Mills attributed this to the neonicotinoid seed treatments killing beneficial insects, a concern scientists have also raised.

Mills said some researchers found traces of neonics in the soil five years after a farmer stopped using it, and he didn’t want such long-lasting after-effects.

Mills no longer uses seed treatments on any of his crops and has not had any problems with snails.

“When we removed all of our seed treatments, our soils came alive,” Mills said.

To reduce the risk of a pest disaster, he advises other farmers to avoid seed treatments and not apply them all at once on their fields.

Acquiring raw soybeans is easy, at least in Mills’ situation. He found non-GMO varieties that aren’t patented, so he saves the seed from those crops for the following year.

It’s a bit harder to get raw corn. Mills has worked successfully with small seed companies, although in some cases he had to push for what he wanted. He was able to order untreated seed from Pioneer before December 1st at least.

“It’s all about working with your dealers and whoever you’re working with,” Mills said. “It’s not difficult, but it adds another layer of management.”

Mills also wonders about the potential of neonicotinoids, and pesticides in general, to harm human health.

Farmers don’t always wear gloves, long sleeves and respirators when handling treated seed, and Mills was covered in chemical-laden dust while loading treated seed into the planter. Those moments made him pause.

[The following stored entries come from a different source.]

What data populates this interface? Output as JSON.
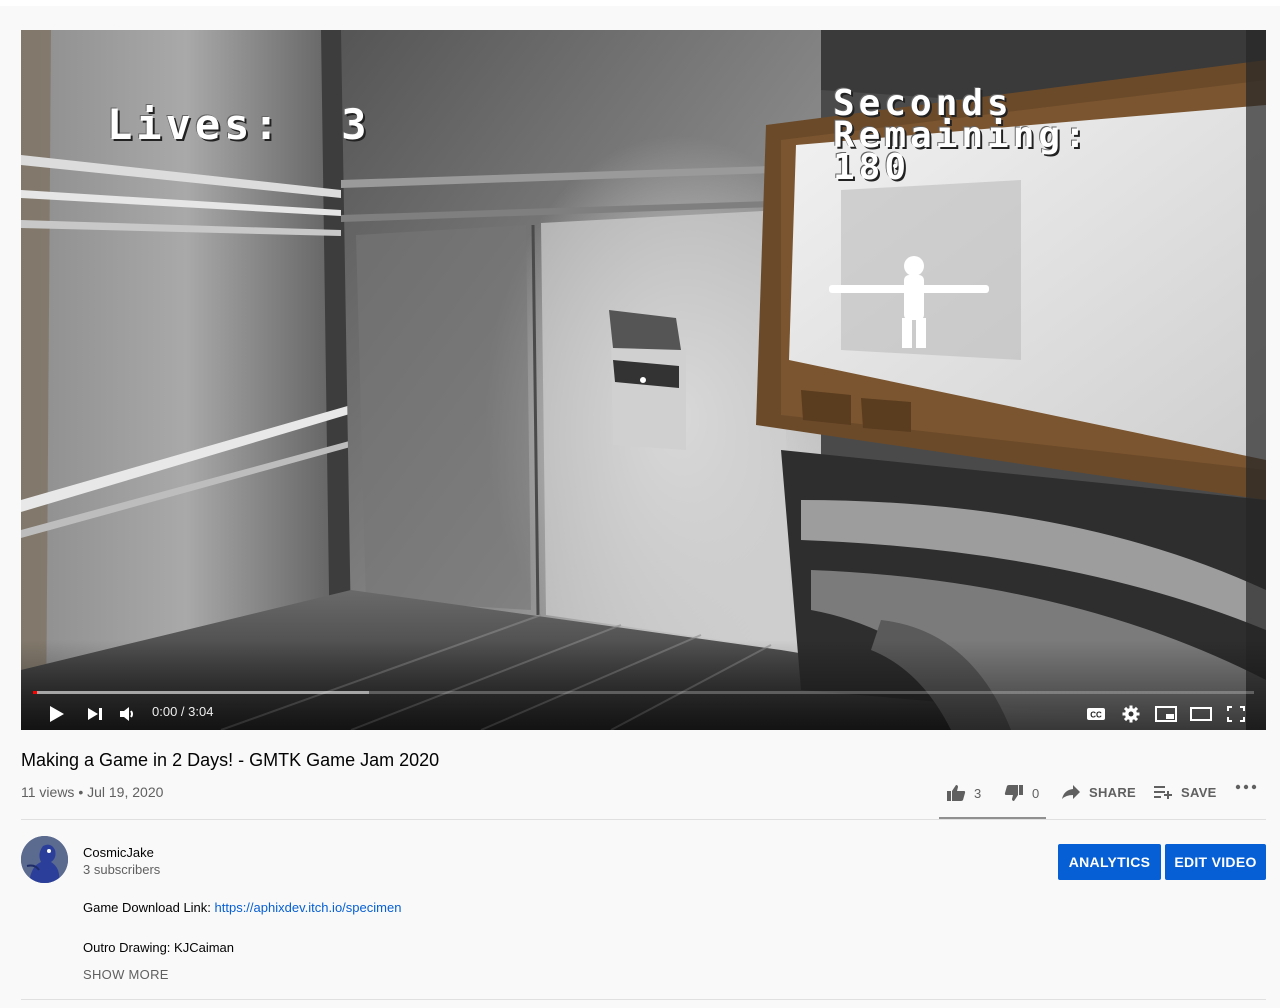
{
  "player": {
    "hud_lives": "Lives:  3",
    "hud_seconds_line1": "Seconds",
    "hud_seconds_line2": "Remaining:",
    "hud_seconds_line3": "180",
    "time": "0:00 / 3:04",
    "progress_played_fraction": 0.0,
    "progress_loaded_fraction": 0.275,
    "icons": [
      "play-icon",
      "next-icon",
      "volume-icon",
      "captions-icon",
      "settings-icon",
      "miniplayer-icon",
      "theater-icon",
      "fullscreen-icon"
    ]
  },
  "video": {
    "title": "Making a Game in 2 Days! - GMTK Game Jam 2020",
    "meta": "11 views • Jul 19, 2020"
  },
  "actions": {
    "likes": "3",
    "dislikes": "0",
    "share_label": "SHARE",
    "save_label": "SAVE"
  },
  "channel": {
    "name": "CosmicJake",
    "subscribers": "3 subscribers"
  },
  "buttons": {
    "analytics": "ANALYTICS",
    "edit_video": "EDIT VIDEO"
  },
  "description": {
    "line1_label": "Game Download Link: ",
    "line1_link": "https://aphixdev.itch.io/specimen",
    "line2": "Outro Drawing: KJCaiman",
    "show_more": "SHOW MORE"
  },
  "colors": {
    "accent_blue": "#065fd4",
    "progress_red": "#ff0000",
    "background": "#f9f9f9"
  }
}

A 2017 research report from George Washington University found that more research is needed to understand its effects on human health.

Know how to lose nitrogen

Ideally, nitrogen leaves the soil when it is taken up by the plant. However, the nutrient can also be lost through erosion, immobilization in residues, leaching and volatilization.

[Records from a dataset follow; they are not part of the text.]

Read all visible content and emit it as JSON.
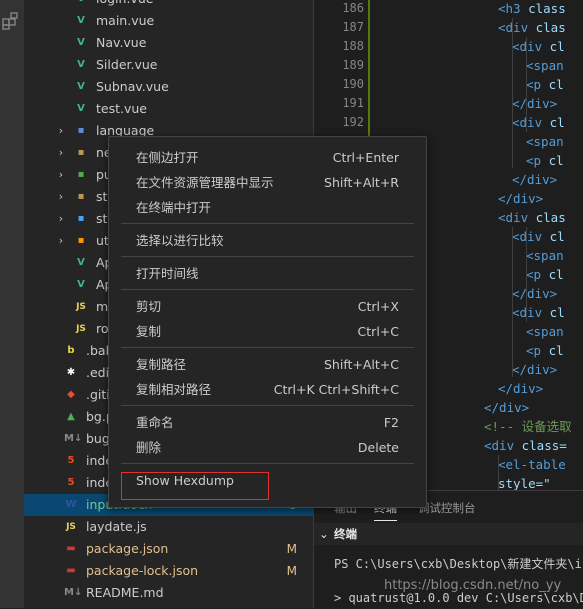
{
  "explorer": {
    "rows": [
      {
        "name": "login.vue",
        "icon": "vue-file-icon",
        "glyph": "V",
        "color": "#41b883",
        "chevron": "",
        "badge": ""
      },
      {
        "name": "main.vue",
        "icon": "vue-file-icon",
        "glyph": "V",
        "color": "#41b883",
        "chevron": "",
        "badge": ""
      },
      {
        "name": "Nav.vue",
        "icon": "vue-file-icon",
        "glyph": "V",
        "color": "#41b883",
        "chevron": "",
        "badge": ""
      },
      {
        "name": "Silder.vue",
        "icon": "vue-file-icon",
        "glyph": "V",
        "color": "#41b883",
        "chevron": "",
        "badge": ""
      },
      {
        "name": "Subnav.vue",
        "icon": "vue-file-icon",
        "glyph": "V",
        "color": "#41b883",
        "chevron": "",
        "badge": ""
      },
      {
        "name": "test.vue",
        "icon": "vue-file-icon",
        "glyph": "V",
        "color": "#41b883",
        "chevron": "",
        "badge": ""
      },
      {
        "name": "language",
        "icon": "folder-icon",
        "glyph": "▪",
        "color": "#5b8fd6",
        "chevron": "›",
        "badge": ""
      },
      {
        "name": "ne",
        "icon": "folder-icon",
        "glyph": "▪",
        "color": "#c09553",
        "chevron": "›",
        "badge": ""
      },
      {
        "name": "pu",
        "icon": "folder-icon",
        "glyph": "▪",
        "color": "#4caf50",
        "chevron": "›",
        "badge": ""
      },
      {
        "name": "sto",
        "icon": "folder-icon",
        "glyph": "▪",
        "color": "#c09553",
        "chevron": "›",
        "badge": ""
      },
      {
        "name": "sty",
        "icon": "folder-icon",
        "glyph": "▪",
        "color": "#42a5f5",
        "chevron": "›",
        "badge": ""
      },
      {
        "name": "uti",
        "icon": "folder-icon",
        "glyph": "▪",
        "color": "#ff9800",
        "chevron": "›",
        "badge": ""
      },
      {
        "name": "Ap",
        "icon": "vue-file-icon",
        "glyph": "V",
        "color": "#41b883",
        "chevron": "",
        "badge": ""
      },
      {
        "name": "Ap",
        "icon": "vue-file-icon",
        "glyph": "V",
        "color": "#41b883",
        "chevron": "",
        "badge": ""
      },
      {
        "name": "ma",
        "icon": "js-file-icon",
        "glyph": "JS",
        "color": "#e8d44d",
        "chevron": "",
        "badge": ""
      },
      {
        "name": "rou",
        "icon": "js-file-icon",
        "glyph": "JS",
        "color": "#e8d44d",
        "chevron": "",
        "badge": ""
      },
      {
        "name": ".bab",
        "icon": "babel-file-icon",
        "glyph": "b",
        "color": "#e8d44d",
        "chevron": "",
        "badge": ""
      },
      {
        "name": ".edit",
        "icon": "editorconfig-file-icon",
        "glyph": "✱",
        "color": "#ffffff",
        "chevron": "",
        "badge": ""
      },
      {
        "name": ".gitig",
        "icon": "git-file-icon",
        "glyph": "◆",
        "color": "#e94e31",
        "chevron": "",
        "badge": ""
      },
      {
        "name": "bg.p",
        "icon": "image-file-icon",
        "glyph": "▲",
        "color": "#4caf50",
        "chevron": "",
        "badge": ""
      },
      {
        "name": "bug",
        "icon": "markdown-file-icon",
        "glyph": "M↓",
        "color": "#888888",
        "chevron": "",
        "badge": ""
      },
      {
        "name": "inde",
        "icon": "html-file-icon",
        "glyph": "5",
        "color": "#e44d26",
        "chevron": "",
        "badge": ""
      },
      {
        "name": "inde",
        "icon": "html-file-icon",
        "glyph": "5",
        "color": "#e44d26",
        "chevron": "",
        "badge": ""
      },
      {
        "name": "input.docx",
        "icon": "word-file-icon",
        "glyph": "W",
        "color": "#2b579a",
        "chevron": "",
        "badge": "U"
      },
      {
        "name": "laydate.js",
        "icon": "js-file-icon",
        "glyph": "JS",
        "color": "#e8d44d",
        "chevron": "",
        "badge": ""
      },
      {
        "name": "package.json",
        "icon": "npm-file-icon",
        "glyph": "▬",
        "color": "#cb3837",
        "chevron": "",
        "badge": "M"
      },
      {
        "name": "package-lock.json",
        "icon": "npm-file-icon",
        "glyph": "▬",
        "color": "#cb3837",
        "chevron": "",
        "badge": "M"
      },
      {
        "name": "README.md",
        "icon": "markdown-file-icon",
        "glyph": "M↓",
        "color": "#888888",
        "chevron": "",
        "badge": ""
      }
    ]
  },
  "editor": {
    "lines": [
      {
        "n": "186",
        "indent": 0,
        "tag": "<h3",
        "rest": " class",
        "attr": true
      },
      {
        "n": "187",
        "indent": 0,
        "tag": "<div",
        "rest": " clas",
        "attr": true
      },
      {
        "n": "188",
        "indent": 1,
        "tag": "<div",
        "rest": " cl",
        "attr": true
      },
      {
        "n": "189",
        "indent": 2,
        "tag": "<span",
        "rest": "",
        "attr": false
      },
      {
        "n": "190",
        "indent": 2,
        "tag": "<p",
        "rest": " cl",
        "attr": true
      },
      {
        "n": "191",
        "indent": 1,
        "tag": "</div>",
        "rest": "",
        "attr": false
      },
      {
        "n": "192",
        "indent": 1,
        "tag": "<div",
        "rest": " cl",
        "attr": true
      },
      {
        "n": "",
        "indent": 2,
        "tag": "<span",
        "rest": "",
        "attr": false
      },
      {
        "n": "",
        "indent": 2,
        "tag": "<p",
        "rest": " cl",
        "attr": true
      },
      {
        "n": "",
        "indent": 1,
        "tag": "</div>",
        "rest": "",
        "attr": false
      },
      {
        "n": "",
        "indent": 0,
        "tag": "</div>",
        "rest": "",
        "attr": false
      },
      {
        "n": "",
        "indent": 0,
        "tag": "<div",
        "rest": " clas",
        "attr": true
      },
      {
        "n": "",
        "indent": 1,
        "tag": "<div",
        "rest": " cl",
        "attr": true
      },
      {
        "n": "",
        "indent": 2,
        "tag": "<span",
        "rest": "",
        "attr": false
      },
      {
        "n": "",
        "indent": 2,
        "tag": "<p",
        "rest": " cl",
        "attr": true
      },
      {
        "n": "",
        "indent": 1,
        "tag": "</div>",
        "rest": "",
        "attr": false
      },
      {
        "n": "",
        "indent": 1,
        "tag": "<div",
        "rest": " cl",
        "attr": true
      },
      {
        "n": "",
        "indent": 2,
        "tag": "<span",
        "rest": "",
        "attr": false
      },
      {
        "n": "",
        "indent": 2,
        "tag": "<p",
        "rest": " cl",
        "attr": true
      },
      {
        "n": "",
        "indent": 1,
        "tag": "</div>",
        "rest": "",
        "attr": false
      },
      {
        "n": "",
        "indent": 0,
        "tag": "</div>",
        "rest": "",
        "attr": false
      },
      {
        "n": "",
        "indent": -1,
        "tag": "</div>",
        "rest": "",
        "attr": false
      },
      {
        "n": "",
        "indent": -1,
        "tag": "<!-- 设备选取",
        "rest": "",
        "attr": false,
        "comment": true
      },
      {
        "n": "",
        "indent": -1,
        "tag": "<div",
        "rest": " class=",
        "attr": true
      },
      {
        "n": "",
        "indent": 0,
        "tag": "<el-table",
        "rest": "",
        "attr": false
      },
      {
        "n": "",
        "indent": 0,
        "tag": "",
        "rest": "  style=\"",
        "attr": true
      }
    ]
  },
  "panel": {
    "tabs": [
      "输出",
      "终端",
      "调试控制台"
    ],
    "terminal_label": "终端",
    "prompt_line": "PS C:\\Users\\cxb\\Desktop\\新建文件夹\\i",
    "next_line": "> quatrust@1.0.0 dev C:\\Users\\cxb\\De"
  },
  "watermark": "https://blog.csdn.net/no_yy",
  "context_menu": {
    "groups": [
      [
        {
          "label": "在侧边打开",
          "key": "Ctrl+Enter"
        },
        {
          "label": "在文件资源管理器中显示",
          "key": "Shift+Alt+R"
        },
        {
          "label": "在终端中打开",
          "key": ""
        }
      ],
      [
        {
          "label": "选择以进行比较",
          "key": ""
        }
      ],
      [
        {
          "label": "打开时间线",
          "key": ""
        }
      ],
      [
        {
          "label": "剪切",
          "key": "Ctrl+X"
        },
        {
          "label": "复制",
          "key": "Ctrl+C"
        }
      ],
      [
        {
          "label": "复制路径",
          "key": "Shift+Alt+C"
        },
        {
          "label": "复制相对路径",
          "key": "Ctrl+K Ctrl+Shift+C"
        }
      ],
      [
        {
          "label": "重命名",
          "key": "F2"
        },
        {
          "label": "删除",
          "key": "Delete"
        }
      ],
      [
        {
          "label": "Show Hexdump",
          "key": ""
        }
      ]
    ],
    "highlight_color": "#e03030"
  }
}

The extent of loss from these trails will vary each year depending on weather conditions.

Crop consultant Eric Rosenbaum usually focuses on losses to the atmosphere because Pennsylvania farmers apply a lot of manure and fertilizer to the surface.

The Penn State Agronomy Guide provides charts showing how much nitrogen is lost depending on how long the farmer waits to incorporate and whether a cover crop is present.

But in an Adams County project last year, Rosenbaum found that farmers were losing 40 pounds of nitrogen per acre to leaching — about four times the losses from volatilization — when not using cover crops.

The leaching occurred in March and April, too early to be from new fertilizer applications. So the losses came from nitrogen that was already in the soil.

“A cover crop will fix a lot of that, and it actually did,” Rosenbaum said.